Penalty Kick

Four years have passed since the FSA launched its Retail Distribution Review (RDR) in June 2006.

To put this into chronological context of the World Cup football fever that had, up until this week, gripped the nation – in June 2006, England was eliminated from the 2006 competition after a 3-1 penalty shoot-out defeat to Portugal… a distant memory for most.

For the platform industry, a lot has also changed at least from an adviser perception point of view since the FSA kicked its own penalty in the direction of the financial planning sector back in the summer of 2006.

Most of the change has been for the better with increasing numbers of financial planners awakening to the merits of using these investment administration vehicles and the providers themselves improving the functionality and offering within them over this period.

The analysis and insight we have been producing at CoreData Research over this period reveals a maturation of the perceptions of financial advisers towards platforms and wraps.

Meanwhile competition in the sector has grown, partly through the entry of new smaller nimble providers, although the major groups of Skandia, Fidelity, cofounds and Transact still dominate in terms of business flows and activity.

Back in 2006 there was a great deal of misconception as to what platforms were and how they could or could not enhance the operating efficiency of financial planning practices.

Some advisers felt that platforms (those who weren’t already using them) would lead to restrictions on their product placement practices while others felt platforms only offered access to the manufactured products of the sponsor behind the administrative tool.

Today however, more advisers are using platforms as fundamental components in the day to day management of their businesses, while an increasing number are engaging with some of the higher functionality wrap offers in the market.

With the onset of full RDR in two and a half years time, the dependence advisers have on platforms (some might say the relationship is symbiotic or a mutual dependence) is only going to increase.

RDR will set a new benchmark for the advice industry, and with the removal of many previous remuneration practices (or at the very least their disclosure) that were standard across the industry, the need for truly efficient businesses and systems that support those businesses is critical.

There are clearly challenges on the horizon with the FSA’s response to its discussion paper on platforms to be eagerly awaited by the industry, with a sense any ruling will be in the current spirit of RDR – the removal of payment or incentive structures that it deems could impair the true independence of any advice given.

The industry has lobbied the FSA to be pragmatic in its view and treatment of the administrators of platforms.

A ruling too heavy handed will only lead to sub-standard technological development and service delivery in future.

At a time when increasing planning practice efficiency is fundamental to the continued healthy development of the financial planning industry, draconian measures that put undue downward pressure on the platform industry could damage the long term health of the sector as a whole.

RDR, some argue, will lead to advice becoming inaccessible to millions of UK consumers (some go so far as saying it will only be affordable to already affluent consumers) as the market evolves into a fee-based service industry.

Many consumers either cannot afford to pay for financial advice or prefer for the cost of delivering the advice to be borne by the product manufacturer – an old argument perhaps, but still a pertinent one nonetheless.

Therefore any new limited-advice or low-cost advice business models post-RDR will depend on the ability of the service providers behind the scenes to deliver state of the art cost-effective administration.

This cannot be achieved if the FSA is too heavy handed.

We feel, in respect to the platform industry, that a more acceptable middle ground will be if the FSA shows an inclination to focus more on transparency – or unbundling – as it is commonly termed by the industry.

This could potentially over the longer term actually drive a ‘push’ from consumers (direct investors) to seek advice.

Our research of the direct investor market has revealed that while a proportion of this segment is loath to ever engage with or use a financial adviser – partly due to an investor’s own controlling behaviours and partly due to a lack of trust of third parties (in this case advisers) – a notable proportion could be enticed into the adviser market if the price was right.

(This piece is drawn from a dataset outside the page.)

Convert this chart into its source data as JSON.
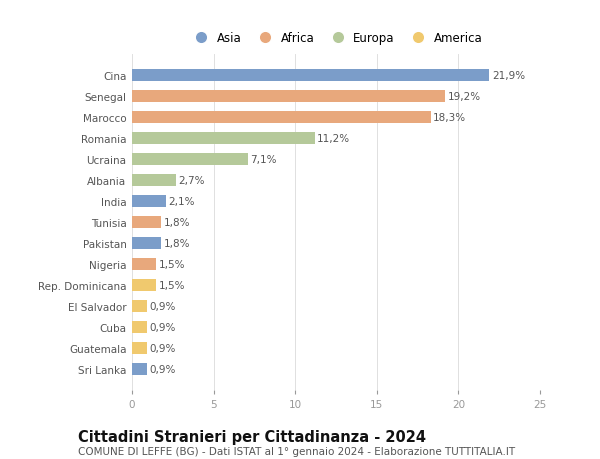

At present many direct investors feel they can get a better deal by doing it themselves, however CoreData analysis reveals that many direct investors could in fact be better off from a cost point of view by investing via an intermediary and through a platform.

If unbundling becomes a reality, we feel over time that healthy numbers of non-advised investors could be inclined to seek out an adviser.

Whether the relationship these types of investors will be looking for in the first instance will be transactional or full service is difficult to predict, but over the longer term it is likely to depend on the expertise of each adviser they engage with and the skills of the adviser to add-value to the relationship.